I hope those who are mixing now aren't sending their children to school
Of course they will be as they have done all along which is why the bubbles don't work and it makes school unsafe for so many families. Hopefully now CEV adults are getting vaccinated many children will be able to return to school because the risk to their parent when they carry covid home to them will be greatly reduced, but people don't see that. They don't see that mixing outside of school and then sending their children in increases the risks to everyone in that classroom, the teaching staff and the immediate family members of the other children as well. In our large school every bubble is connected due to the mixing of kids outside of the classroom and as a result no one had any sustainable education with bubbles isolating left right and centre.
Lightningrain · 10/02/2021 23:32

People say they will only comply until x date but in reality it’s all talk and the vast majority will follow the rules.

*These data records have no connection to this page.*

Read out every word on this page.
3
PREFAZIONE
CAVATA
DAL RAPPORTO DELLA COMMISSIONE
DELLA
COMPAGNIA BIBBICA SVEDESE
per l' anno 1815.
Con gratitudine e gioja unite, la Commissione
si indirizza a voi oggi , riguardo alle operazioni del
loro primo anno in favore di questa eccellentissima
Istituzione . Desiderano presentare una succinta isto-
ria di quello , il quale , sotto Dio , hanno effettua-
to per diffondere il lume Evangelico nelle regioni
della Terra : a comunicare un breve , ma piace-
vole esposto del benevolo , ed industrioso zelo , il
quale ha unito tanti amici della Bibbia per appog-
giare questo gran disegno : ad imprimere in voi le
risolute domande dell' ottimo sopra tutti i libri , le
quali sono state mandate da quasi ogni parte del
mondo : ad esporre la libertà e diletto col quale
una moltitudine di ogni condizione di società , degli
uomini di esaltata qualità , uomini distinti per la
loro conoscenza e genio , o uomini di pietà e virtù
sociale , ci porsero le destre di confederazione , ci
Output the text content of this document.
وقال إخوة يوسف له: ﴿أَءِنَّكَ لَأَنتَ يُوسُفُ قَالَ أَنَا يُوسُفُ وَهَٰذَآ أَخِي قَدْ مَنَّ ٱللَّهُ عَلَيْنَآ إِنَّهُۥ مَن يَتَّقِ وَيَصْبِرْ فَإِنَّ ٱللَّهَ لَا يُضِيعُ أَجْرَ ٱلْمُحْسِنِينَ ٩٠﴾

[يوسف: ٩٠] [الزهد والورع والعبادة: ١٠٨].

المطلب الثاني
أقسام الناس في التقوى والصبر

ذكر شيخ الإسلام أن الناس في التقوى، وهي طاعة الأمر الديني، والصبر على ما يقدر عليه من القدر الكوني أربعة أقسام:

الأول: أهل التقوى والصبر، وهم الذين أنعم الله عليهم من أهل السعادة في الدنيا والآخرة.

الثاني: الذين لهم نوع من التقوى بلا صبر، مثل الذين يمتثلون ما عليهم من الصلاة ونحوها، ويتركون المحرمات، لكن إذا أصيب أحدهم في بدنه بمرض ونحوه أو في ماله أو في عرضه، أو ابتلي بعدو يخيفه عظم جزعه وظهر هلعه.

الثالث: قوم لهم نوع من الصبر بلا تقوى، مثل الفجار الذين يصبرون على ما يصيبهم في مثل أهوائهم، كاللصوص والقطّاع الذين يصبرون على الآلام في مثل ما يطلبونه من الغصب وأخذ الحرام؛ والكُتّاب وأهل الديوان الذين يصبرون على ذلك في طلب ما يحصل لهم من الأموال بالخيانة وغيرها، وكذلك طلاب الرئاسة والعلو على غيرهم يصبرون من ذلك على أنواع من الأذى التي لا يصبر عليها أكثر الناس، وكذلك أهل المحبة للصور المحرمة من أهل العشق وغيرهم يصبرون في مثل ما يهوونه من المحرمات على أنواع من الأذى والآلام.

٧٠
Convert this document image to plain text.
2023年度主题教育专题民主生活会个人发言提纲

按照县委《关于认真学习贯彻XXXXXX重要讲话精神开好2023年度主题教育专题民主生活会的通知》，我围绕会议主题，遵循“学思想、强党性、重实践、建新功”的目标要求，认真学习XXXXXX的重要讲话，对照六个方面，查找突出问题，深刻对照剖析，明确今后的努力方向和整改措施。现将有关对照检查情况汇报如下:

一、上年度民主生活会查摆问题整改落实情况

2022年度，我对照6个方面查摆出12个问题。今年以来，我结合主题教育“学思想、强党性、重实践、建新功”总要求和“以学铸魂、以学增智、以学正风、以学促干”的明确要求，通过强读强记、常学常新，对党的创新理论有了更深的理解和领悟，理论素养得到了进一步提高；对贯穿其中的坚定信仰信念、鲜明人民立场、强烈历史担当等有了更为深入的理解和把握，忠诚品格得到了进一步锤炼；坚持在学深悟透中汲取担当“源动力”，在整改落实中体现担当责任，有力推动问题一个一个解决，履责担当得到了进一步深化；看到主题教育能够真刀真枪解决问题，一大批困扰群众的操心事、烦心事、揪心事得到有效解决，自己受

How many people were on here saying they wouldn’t tolerate another lockdown, or wouldn’t comply after Christmas/once the elderly had been vaccinated etc. I bet very few of them have actually shown blatant disregard for the rules.

We’re all in this together unfortunately and there’s very little any of us can do to change things. Yes, you could go and hug your family but would you really risk it after following the rules for this long? What would be the point of putting you and them at risk just as we’re about to be vaccinated. We’ve done the hard part already.

gallbladderpain · 10/02/2021 23:34

@twelly

I totally disagree with the governmnent actions on so much and believe that there should not have been lockdowns in this way but that older and vulnerable people should have been protected whilst letting the rest of society carry on. That said despite my strong views which I have held throughout the whole of our family have followed the regulations.
Can you give me an educated example of how this would work. So covid is running freely through the people who won't get really sick we have thousands of cases per day (because cases are only lowering as a result of lockdown) These people need regular medical attention so where do we send them to ? They can't go to the hospital now where most of the staff will likely have covid as result of living in a community where it is rife so where are we having their medical needs seen to for starters? Who is going to fill the jobs so what happens if in your school of 30 teachers 5 of them have conditions which mean they can no longer do that in a community full of covid, who will then teach your child ? Honestly this government really don't care about the vulnerable people the lockdowns are to prevent the NHS being overwhelmed not to keep the vulnerable safe so do you really think if it was a workable solution that they wouldn't have gone down that route a long time ago ?
lunapeace · 10/02/2021 23:59

[quote ineedaholidaynow]@lunapeace are you saying that any elderly person who gets ill shouldn't get any treatment, as part of the issue is not to overwhelm the NHS[/quote]
I'd accept my fate.

HereComesATractor · 11/02/2021 01:03

I think it’s pretty obvious that people will break the rules that involve seeing friends and family indoors. I’m not sure why anyone would even need to ask the question. And in terms of concerns about those activities prolonging restrictions, the whole point is that some people have reached a stage of desperation where the risk of prolonged restrictions is felt to be less than the risk associated with continuing to not see loved ones in the immediate future. If you don’t feel that, you just haven’t reached that level of desperation, which is good.